Wednesday, September 9, 2015

What if?

For about three years now, I have had this magnet in front of me near my desk.

Many times I have stared at that magnet when I have been frustrated with things large and small. I often reflect that if we could all just take a pause, breathe, and recollect our thoughts, things weren't as hard as they seemed. Quite often I have heard the phrase "Teaching is hard" and there is no doubt that the teaching profession is incredibly difficult, complex, and challenging. Yet those words connote so much more than "Teaching is hard". While it's semantic, I believe it's important to represent that what we do as educators is complicated and rarely "easy" or "hard".

At the heart of the quote are two key elements: the question "What if" and the spirit of the quote, which is ultimately about mindset and attitude.
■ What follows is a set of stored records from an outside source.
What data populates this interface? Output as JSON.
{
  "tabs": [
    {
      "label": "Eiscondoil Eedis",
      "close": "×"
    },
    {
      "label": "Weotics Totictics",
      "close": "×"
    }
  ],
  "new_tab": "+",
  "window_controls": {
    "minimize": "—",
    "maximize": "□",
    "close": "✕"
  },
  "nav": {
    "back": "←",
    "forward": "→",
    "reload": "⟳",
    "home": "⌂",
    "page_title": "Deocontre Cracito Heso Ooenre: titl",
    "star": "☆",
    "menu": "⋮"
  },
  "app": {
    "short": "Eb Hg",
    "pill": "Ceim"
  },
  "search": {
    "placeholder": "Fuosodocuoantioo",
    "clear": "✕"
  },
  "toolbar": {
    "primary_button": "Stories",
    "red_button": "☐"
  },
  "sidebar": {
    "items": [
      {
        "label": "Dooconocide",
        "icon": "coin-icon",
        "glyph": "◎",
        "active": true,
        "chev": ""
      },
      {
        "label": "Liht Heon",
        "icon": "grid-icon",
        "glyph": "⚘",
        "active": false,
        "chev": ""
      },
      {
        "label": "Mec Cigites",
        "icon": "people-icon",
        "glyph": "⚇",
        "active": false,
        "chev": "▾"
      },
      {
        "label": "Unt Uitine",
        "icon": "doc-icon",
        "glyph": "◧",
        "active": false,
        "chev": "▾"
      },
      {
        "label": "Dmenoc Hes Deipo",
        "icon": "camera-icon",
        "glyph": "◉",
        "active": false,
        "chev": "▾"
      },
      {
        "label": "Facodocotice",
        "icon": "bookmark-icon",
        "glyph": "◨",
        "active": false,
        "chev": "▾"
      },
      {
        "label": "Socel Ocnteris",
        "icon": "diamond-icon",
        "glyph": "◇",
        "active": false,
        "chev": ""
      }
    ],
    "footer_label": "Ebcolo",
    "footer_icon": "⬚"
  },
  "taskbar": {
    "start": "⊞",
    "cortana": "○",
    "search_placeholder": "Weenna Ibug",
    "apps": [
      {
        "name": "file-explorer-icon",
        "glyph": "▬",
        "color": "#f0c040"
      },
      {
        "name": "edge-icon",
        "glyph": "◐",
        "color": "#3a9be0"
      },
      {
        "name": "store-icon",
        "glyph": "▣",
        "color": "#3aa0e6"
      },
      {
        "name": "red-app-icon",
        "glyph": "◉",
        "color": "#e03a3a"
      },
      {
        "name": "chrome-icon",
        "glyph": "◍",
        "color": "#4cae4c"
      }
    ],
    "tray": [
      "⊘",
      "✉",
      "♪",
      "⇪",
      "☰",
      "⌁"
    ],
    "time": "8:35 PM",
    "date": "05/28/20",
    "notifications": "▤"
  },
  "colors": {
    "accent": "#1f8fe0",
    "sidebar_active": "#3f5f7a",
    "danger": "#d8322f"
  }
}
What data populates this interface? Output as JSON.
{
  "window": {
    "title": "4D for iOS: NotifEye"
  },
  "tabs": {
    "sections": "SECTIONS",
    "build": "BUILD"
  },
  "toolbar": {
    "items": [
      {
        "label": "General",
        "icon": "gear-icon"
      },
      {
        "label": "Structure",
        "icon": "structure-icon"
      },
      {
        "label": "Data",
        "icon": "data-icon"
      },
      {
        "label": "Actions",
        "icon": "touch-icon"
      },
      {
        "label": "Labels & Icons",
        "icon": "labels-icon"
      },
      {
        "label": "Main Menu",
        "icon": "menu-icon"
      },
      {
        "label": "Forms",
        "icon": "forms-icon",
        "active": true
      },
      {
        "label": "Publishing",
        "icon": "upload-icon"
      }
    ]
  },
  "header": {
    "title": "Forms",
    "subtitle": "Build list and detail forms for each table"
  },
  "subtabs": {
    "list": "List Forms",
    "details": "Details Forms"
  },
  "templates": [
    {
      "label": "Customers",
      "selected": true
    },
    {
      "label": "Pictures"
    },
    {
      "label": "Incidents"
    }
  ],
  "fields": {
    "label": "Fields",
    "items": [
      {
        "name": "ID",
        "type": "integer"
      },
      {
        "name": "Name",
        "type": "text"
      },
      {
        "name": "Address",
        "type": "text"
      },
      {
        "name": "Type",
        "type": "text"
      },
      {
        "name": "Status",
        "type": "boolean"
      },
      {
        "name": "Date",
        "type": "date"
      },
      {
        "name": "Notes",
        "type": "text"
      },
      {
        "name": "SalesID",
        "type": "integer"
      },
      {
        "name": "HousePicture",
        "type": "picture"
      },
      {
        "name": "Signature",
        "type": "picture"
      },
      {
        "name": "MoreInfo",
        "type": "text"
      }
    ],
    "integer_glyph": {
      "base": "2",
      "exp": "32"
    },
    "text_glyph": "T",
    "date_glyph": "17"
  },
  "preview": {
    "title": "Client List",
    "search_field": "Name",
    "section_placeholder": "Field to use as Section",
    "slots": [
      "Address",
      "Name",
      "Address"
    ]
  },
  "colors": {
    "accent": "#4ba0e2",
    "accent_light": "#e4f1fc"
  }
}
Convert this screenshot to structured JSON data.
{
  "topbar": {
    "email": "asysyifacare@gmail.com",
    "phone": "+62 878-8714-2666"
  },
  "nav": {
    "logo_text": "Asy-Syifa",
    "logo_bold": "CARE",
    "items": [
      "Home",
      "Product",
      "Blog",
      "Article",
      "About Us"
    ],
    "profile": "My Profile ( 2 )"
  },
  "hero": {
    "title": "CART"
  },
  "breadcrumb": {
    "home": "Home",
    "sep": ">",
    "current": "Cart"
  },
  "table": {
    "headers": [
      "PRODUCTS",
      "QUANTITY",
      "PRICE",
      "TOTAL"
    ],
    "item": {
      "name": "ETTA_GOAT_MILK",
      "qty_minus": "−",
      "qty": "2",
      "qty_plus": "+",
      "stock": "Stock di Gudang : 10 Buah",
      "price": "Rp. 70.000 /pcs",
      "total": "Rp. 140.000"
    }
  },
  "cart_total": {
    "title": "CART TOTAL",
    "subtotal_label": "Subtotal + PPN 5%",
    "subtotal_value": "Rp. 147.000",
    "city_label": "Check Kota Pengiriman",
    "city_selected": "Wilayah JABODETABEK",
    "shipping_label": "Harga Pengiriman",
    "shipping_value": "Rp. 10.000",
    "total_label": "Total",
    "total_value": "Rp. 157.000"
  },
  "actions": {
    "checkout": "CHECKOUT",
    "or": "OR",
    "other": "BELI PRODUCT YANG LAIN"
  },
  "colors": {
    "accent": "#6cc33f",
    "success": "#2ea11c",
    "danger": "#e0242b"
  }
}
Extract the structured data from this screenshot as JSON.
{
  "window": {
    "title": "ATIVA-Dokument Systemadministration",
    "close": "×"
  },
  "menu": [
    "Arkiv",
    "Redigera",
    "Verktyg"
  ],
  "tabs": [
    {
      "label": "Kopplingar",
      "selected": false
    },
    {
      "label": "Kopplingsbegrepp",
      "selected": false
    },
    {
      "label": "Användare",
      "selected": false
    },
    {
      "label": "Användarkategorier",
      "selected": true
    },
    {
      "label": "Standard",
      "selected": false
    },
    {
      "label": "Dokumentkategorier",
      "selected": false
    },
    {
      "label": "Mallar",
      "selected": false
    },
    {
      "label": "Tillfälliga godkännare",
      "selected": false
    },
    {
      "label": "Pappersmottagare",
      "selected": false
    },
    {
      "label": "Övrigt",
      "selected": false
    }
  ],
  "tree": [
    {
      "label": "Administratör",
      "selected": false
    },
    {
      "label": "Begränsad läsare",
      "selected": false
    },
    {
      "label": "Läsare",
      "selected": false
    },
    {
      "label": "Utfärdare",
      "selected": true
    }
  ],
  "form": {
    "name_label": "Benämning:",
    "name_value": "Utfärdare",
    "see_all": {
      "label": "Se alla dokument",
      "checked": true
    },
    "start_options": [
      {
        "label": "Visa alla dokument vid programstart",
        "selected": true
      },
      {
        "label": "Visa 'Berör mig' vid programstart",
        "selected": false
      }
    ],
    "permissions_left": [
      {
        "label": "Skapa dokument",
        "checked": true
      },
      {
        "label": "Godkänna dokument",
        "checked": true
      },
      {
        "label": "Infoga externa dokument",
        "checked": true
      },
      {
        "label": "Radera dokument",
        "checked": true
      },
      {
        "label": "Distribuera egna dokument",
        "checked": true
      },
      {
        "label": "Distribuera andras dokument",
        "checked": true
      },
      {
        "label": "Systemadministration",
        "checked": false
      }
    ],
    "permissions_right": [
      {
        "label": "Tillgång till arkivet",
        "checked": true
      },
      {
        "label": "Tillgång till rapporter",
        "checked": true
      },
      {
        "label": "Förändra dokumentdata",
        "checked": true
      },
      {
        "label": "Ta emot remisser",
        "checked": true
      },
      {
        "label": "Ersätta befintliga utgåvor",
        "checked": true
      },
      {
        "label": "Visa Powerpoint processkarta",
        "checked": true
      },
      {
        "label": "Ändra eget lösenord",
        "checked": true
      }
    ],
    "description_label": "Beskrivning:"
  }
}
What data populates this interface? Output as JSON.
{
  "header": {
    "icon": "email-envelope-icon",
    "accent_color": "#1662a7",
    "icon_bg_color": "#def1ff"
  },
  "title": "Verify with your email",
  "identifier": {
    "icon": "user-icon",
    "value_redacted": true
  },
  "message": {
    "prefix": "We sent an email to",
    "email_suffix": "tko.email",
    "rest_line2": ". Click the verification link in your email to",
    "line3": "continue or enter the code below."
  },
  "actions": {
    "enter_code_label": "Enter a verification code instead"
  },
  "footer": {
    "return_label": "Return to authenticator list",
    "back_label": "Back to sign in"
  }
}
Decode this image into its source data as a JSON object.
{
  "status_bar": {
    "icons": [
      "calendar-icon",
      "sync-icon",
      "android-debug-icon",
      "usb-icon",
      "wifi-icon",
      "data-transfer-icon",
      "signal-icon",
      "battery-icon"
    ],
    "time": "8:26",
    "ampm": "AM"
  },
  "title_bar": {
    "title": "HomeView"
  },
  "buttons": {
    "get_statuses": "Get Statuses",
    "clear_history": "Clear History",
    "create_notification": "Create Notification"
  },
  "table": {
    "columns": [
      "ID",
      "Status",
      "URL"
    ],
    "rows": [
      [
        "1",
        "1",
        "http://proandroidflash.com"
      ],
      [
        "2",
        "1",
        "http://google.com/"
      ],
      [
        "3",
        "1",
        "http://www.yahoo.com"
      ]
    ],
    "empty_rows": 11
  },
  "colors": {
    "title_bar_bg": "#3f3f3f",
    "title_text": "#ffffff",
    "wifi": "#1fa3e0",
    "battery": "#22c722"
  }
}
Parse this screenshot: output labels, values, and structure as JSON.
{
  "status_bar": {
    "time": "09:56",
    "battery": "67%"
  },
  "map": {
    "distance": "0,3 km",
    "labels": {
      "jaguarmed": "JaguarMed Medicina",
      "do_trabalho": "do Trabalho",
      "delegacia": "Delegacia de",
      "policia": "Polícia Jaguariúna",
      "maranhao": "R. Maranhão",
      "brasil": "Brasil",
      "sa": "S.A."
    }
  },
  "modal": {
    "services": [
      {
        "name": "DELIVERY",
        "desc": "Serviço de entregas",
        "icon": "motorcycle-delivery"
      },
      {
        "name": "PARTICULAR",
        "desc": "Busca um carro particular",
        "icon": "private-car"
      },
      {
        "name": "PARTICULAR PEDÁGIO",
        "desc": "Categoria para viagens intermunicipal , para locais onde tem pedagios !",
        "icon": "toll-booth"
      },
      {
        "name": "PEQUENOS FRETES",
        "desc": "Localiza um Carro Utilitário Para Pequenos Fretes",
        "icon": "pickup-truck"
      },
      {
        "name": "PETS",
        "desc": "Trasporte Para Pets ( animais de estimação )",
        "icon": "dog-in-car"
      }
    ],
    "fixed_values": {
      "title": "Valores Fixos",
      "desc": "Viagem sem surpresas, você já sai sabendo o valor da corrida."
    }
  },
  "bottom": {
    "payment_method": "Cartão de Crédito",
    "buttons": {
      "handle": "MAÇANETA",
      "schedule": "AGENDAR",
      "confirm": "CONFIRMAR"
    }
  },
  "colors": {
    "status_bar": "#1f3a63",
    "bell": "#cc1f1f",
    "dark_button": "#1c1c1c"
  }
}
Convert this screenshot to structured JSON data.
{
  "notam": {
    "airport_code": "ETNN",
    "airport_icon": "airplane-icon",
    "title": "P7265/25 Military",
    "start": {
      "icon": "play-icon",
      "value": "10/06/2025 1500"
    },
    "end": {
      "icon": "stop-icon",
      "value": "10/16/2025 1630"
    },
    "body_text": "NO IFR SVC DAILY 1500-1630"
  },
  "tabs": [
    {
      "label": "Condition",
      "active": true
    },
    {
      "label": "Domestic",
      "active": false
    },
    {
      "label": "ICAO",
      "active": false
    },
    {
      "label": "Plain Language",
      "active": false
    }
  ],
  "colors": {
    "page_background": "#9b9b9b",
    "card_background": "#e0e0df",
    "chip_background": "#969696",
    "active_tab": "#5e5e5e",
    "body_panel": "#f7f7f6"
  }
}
Too many of us allow the walnut trees to dictate how we approach the constant array of complications and changes. The joke in every school building is often "wait a few years and it will go away". Sometimes, things go away in one year. But WHAT IF, we took each change, each implementation plan, each curricular change, each initiative and acted like it was easy. What if we looked for the useful,  the redeemable, and added it to our repertoire?

What if instead of fighting change we embraced it by looking for the good? What if we acted like it was easy?

The question "What if?" continues to resonate with me and I have decided that this school year, my reflections will be focused on that very question. At the heart of all learning are deep meaningful questions. What if... can be a powerful one.

As I began to wrap up this first blog post of 2015-2016, I became aware of the incredible story of two young girls from Washington state who designed and sent their own spacecraft into space. Take the 7 minutes to watch their story.

I am confident that their story began with a "What if?" I am confident that some educators would have told the young sisters that what they wanted to do was too "hard" for them.  Luckily for the world, these sisters acted like it was easy (I'm pretty sure it wasn't).

"These two sisters set out to make something fun and exciting, and they certainly accomplished that. What they might not know is that they also created something beautiful that can’t quite be quantified by data. They created magic."

What if we supported our students passions?
What if we stopped creating ceilings for our students?
What if we encouraged our students dreams?